8837 (761095), страница 3
Текст из файла (страница 3)
Свою роль в увольнении прот. Г.П. Павского сыграл митр. Филарет (Дроздов). Вызывает удивление, даже замешательство факт участия святителя в этом деле. Совершенно не вяжется его имя с именами митр. Серафима, тем более архим. Фотия. И митр. Филарет, и прот. Г. Павский были последовательными и принципиальными сторонниками перевода Священного Писания на русский язык. Безусловно, таковыми они продолжали оставаться и после закрытия РБО. Здесь скорее надо предполагать их партнерскую близость.
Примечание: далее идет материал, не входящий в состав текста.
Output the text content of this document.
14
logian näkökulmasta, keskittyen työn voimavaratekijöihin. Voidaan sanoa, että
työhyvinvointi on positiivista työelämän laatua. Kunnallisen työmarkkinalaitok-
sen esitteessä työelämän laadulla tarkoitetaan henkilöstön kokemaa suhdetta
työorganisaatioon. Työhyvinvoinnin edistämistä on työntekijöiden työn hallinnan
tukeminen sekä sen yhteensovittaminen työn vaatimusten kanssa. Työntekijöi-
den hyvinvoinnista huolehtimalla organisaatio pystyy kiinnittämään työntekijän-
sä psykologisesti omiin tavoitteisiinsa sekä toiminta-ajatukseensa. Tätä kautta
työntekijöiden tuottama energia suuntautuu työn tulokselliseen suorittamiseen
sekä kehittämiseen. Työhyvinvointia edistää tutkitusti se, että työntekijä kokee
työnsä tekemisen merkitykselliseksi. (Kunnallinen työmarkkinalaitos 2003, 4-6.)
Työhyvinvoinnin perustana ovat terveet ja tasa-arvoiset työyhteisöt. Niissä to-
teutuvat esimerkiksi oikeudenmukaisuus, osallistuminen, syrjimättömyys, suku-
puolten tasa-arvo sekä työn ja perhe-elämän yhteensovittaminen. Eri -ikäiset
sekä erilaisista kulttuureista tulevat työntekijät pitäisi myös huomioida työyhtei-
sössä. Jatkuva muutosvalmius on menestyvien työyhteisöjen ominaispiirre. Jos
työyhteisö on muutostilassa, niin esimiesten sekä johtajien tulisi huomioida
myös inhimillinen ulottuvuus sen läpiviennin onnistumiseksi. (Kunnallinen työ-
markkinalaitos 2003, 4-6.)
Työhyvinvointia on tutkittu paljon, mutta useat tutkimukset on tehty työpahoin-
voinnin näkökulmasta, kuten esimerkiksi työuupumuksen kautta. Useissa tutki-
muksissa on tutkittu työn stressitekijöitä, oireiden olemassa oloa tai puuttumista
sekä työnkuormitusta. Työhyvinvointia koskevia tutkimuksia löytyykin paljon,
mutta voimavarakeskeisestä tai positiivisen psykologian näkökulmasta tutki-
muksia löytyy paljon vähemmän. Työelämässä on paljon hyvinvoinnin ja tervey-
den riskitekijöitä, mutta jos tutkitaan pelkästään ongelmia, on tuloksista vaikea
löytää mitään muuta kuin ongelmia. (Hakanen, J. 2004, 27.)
Однако именно митр. Филарет предоставил в руки противников Павского тот материал, который оказался решающим в исходе всей этой неприглядной истории. По просьбе неких придворных дам и непосредственному поручению митр. Серафима свят. Филарет написал отзывы на учебные пособия, составленные Павским для наследника: «Христианское учение в краткой системе» и «Начертание церковной истории». Слова были произнесены резкие, автор пособий обвинялся едва ли не в прямой ереси. Получалось, что наследника учит священник сомнительный в своем православии! Павский ответил по существу обвинений, про между прочим, посетовав, что «в душе примечателя есть что-то недоброе против него», и в заключении пожелав, чтобы «заботливость примечателя употреблена была на лучшее, а не на то, чтобы смущать дух, пекущегося о всех нас, Отца, и чернить брата не черного!!». Объяснения Павского были восприняты как вызов. Положение сложилось скандальное. Об увольнении Павского перед Николаем І ходатайствовал и кн. А.Н. Голицын, сохранявший тогда пост министра Почтового департамента. Подать в отставку Павский был вынужден после личного обращения к Государю митр. Серафима. Таким образом, в связи с историей отстранения Павского от должности законоучителя можно констатировать удивительное согласие «мистиков» и «консерваторов», еще совсем недавно бывших непримиримыми противниками в истории с закрытием РБО и прекращением русского перевода Библии.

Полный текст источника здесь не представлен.